With the rise of the robo-advisor – and FinTech more generally – all aiming to drive down the cost of investing for consumers, more and more have questioned whether the ‘traditional’ 1% AUM fee will even survive much longer.
Yet a deeper look at the history of the AUM fee reveals that not all costs based on assets-under-management are the same. While investment companies (i.e., mutual funds) typically have an expense ratio calculated as a percentage of AUM, and (registered) investment advisors have long charged AUM fees for investment advice, it’s only in recent decades that brokers have begun to earn AUM-like fees, either in the form of 12b-1 fees (an upfront sales commission paid out over time) or wrap fees (a AUM-based alternative to transactional trading commissions). In other words, some AUM fees are actually for advice, while others are really just a form of levelized commission for product sales or brokerage transactions.
The impetus for this shift does appear to be technology – not robo-advisors necessarily, but the ongoing impact of technology that has, for the past 40 years, brought down transaction costs and sales commissions, from the rise of discount brokerage to the availability of online brokerage accounts that allow consumers to buy no-load funds directly.
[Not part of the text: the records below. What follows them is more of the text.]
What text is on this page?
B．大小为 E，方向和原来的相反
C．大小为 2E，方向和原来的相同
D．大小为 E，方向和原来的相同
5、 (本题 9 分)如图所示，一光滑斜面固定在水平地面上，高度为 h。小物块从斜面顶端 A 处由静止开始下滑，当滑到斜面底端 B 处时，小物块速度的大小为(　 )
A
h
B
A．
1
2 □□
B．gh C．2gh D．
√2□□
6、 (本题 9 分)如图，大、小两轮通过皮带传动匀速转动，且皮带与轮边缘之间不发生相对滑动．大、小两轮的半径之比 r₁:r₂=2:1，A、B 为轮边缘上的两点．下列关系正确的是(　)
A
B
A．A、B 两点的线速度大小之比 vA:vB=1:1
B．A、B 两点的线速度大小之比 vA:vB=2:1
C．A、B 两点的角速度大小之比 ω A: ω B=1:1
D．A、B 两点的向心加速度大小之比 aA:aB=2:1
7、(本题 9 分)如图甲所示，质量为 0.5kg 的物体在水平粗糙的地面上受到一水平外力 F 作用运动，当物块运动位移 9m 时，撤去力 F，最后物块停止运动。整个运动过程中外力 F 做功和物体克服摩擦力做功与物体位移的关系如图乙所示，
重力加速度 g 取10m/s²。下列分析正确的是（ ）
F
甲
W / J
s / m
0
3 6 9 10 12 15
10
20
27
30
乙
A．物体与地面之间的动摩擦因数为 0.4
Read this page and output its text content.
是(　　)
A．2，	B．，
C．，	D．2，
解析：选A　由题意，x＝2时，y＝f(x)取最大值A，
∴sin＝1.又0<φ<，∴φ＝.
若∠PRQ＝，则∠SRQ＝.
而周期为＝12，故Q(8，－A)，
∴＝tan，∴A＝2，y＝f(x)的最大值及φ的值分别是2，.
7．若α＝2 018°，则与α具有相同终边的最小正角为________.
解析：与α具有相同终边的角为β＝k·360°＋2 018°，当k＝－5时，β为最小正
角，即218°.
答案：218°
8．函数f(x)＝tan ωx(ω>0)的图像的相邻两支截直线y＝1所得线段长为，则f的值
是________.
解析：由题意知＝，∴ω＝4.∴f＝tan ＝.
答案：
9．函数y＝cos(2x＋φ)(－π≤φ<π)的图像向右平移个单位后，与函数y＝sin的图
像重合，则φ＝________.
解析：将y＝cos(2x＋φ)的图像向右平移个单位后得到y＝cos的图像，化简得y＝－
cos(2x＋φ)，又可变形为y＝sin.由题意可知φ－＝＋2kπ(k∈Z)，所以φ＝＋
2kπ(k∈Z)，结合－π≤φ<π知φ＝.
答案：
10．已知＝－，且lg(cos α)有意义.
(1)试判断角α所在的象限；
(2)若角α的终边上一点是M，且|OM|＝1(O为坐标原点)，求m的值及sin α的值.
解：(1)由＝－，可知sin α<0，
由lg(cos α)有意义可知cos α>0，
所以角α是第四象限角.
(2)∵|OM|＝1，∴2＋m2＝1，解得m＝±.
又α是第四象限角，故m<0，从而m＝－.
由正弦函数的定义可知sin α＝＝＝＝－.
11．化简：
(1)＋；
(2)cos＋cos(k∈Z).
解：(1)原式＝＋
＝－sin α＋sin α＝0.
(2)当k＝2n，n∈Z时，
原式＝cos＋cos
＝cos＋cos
Which means it’s increasingly difficult for brokers to get paid to broker transactions or sell products, driving them towards AUM alternatives instead.
The caveat, though, is that while there is a “great convergence” of brokers getting paid levelized commissions akin to AUM fees, and investment advisers that continue to receive AUM fees, the regulatory standards for the two are different. Accordingly, it is perhaps no surprise that the regulatory battleground for the past two decades has been about the distinction between brokers and investment advisers (and their suitability vs fiduciary standards) – because the two really are converging around a substantively similar business model.
From the perspective of the advisor, though, the significance of this trend is that the so-called “fee pressure” on the 1% AUM fee is primarily on the 1% distribution charge, not the 1% AUM fee for actual advice. In fact, brokers that struggle to justify their value proposition are increasingly getting their CFP marks and trying to add more value through financial advice, while investment advisers who already gave advice feel the pressure to step up and differentiate in an increasingly crowded marketplace. Which means overall, the real pressure is not on the 1% AUM fee for advice – at least, not at this point – but instead on how salespeople can shift the value proposition of the AUM fee from distribution to actual advice.